Tuesday, January 26, 2010

Literacy Crisis in America Today

There is a serious early child literacy crisis in America today: 50% of children who enter kindergarten are at-risk to fail. The percentage creeps upward every year, with some studies showing 56% in 2007. Southern Early Childhood Association estimates there are over 3 million kindergartners in 14 SE States, 12 million nationally, at-risk to fail in terms of literacy readiness.

The one thing these children are found to have in common is they have no books in their homes suitable for children. Oftentimes their parents also do not read books, though they often are capable of doing so. As you might guess, these children have not been read to. The idea of sitting with an adult and reading a picture book together is foreign to them.

These findings are tragic, especially when coupled with research as to why high school dropouts are increasing each year (now conservatively estimated as greater than 30% dropout before graduating.) What researchers have uncovered is that it all starts before kindergarten, with a lack exposure to books in the home. Such at-risk kindergartners are 3-4 times more likely to dropout according to educators’ research.

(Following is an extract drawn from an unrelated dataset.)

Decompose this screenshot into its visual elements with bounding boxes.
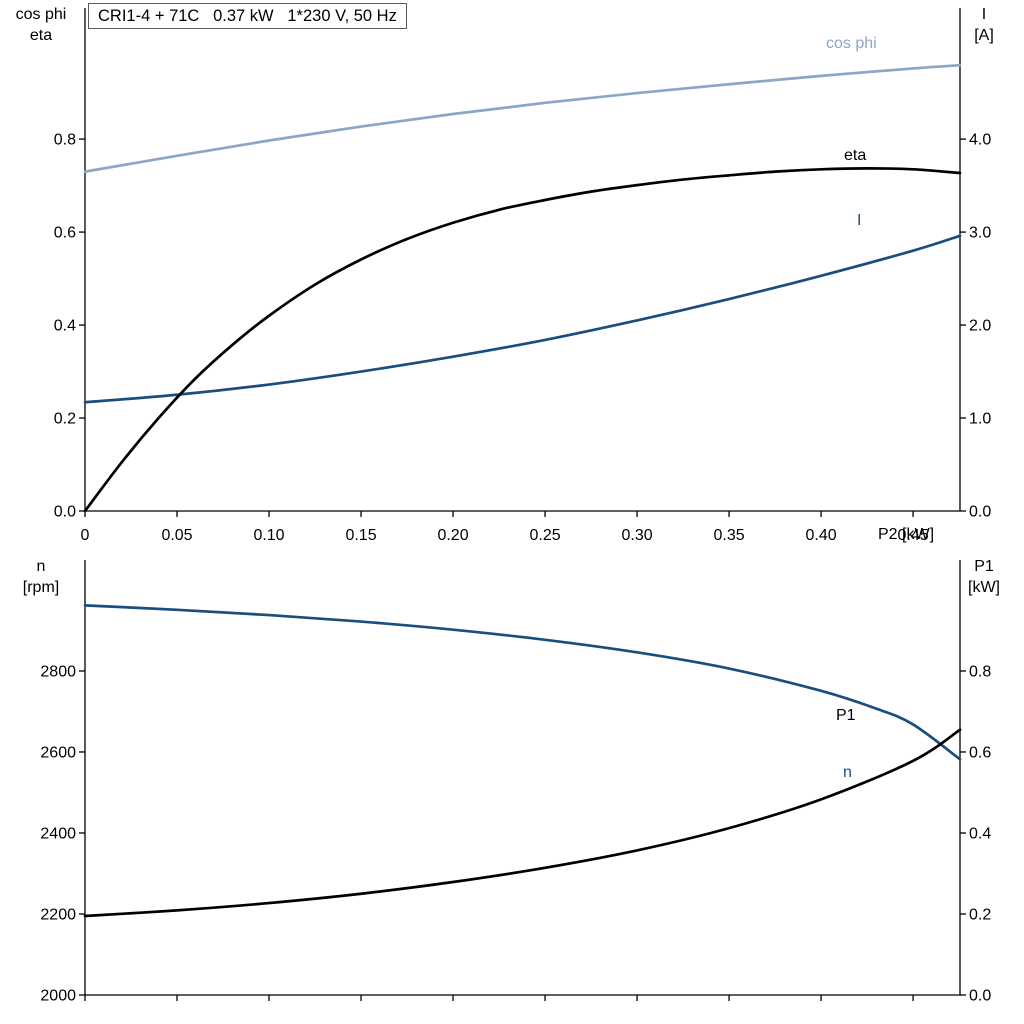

We can guess at reasons these young parents are so disinterested in reading: from difficulty with literacy themselves, greater interest on basic needs, to possibly absorbed with many personal interests. Also many parents assume that since they themselves are not trained educational experts, they will wait for the school teachers to educate their children.73% of adults polled in USA thought a child with no literacy skills who enters kindergarten is behind, but would “just catch up” in the next few years of school. However, studies show they stay 2 years behind their agemates throughout school.

The truth is researchers have found that our grandmothers' way of holding a young child on her lap and sharing the fun of a picture book with them is the very best method that synchronizes nicely with the way children really learn. Also an important point made in early child research is that they learn best from a trusted adult (parent, grandma, or regular care provider).

Neural systems development, sequences of grasping layers of significance of life around them, and emotional nurturing combine in an infant through three year old to create lifelong learning skills in the best possible way. The typical stages of active infant, toddlers (even up to early 4-yr-old) are optimal for early literacy exposure.

Another factor is to help the child learn sound/ object/ picture correlation, that pictures in books represent real objects, and the skill of pointing at the picture of the object named, and color names,before he or she is placed in a kindergarten classroom setting, where they are expected to know these things. Otherwise the at-risk children quickly realize that they do not know what the other children know, and assume school is not a place they belong.

Literacy for Tykes in-home reading program, with the help of our educational and human service partner organizations, can be the intervention needed to take the “at-risk" out of early childhood, while building family skills.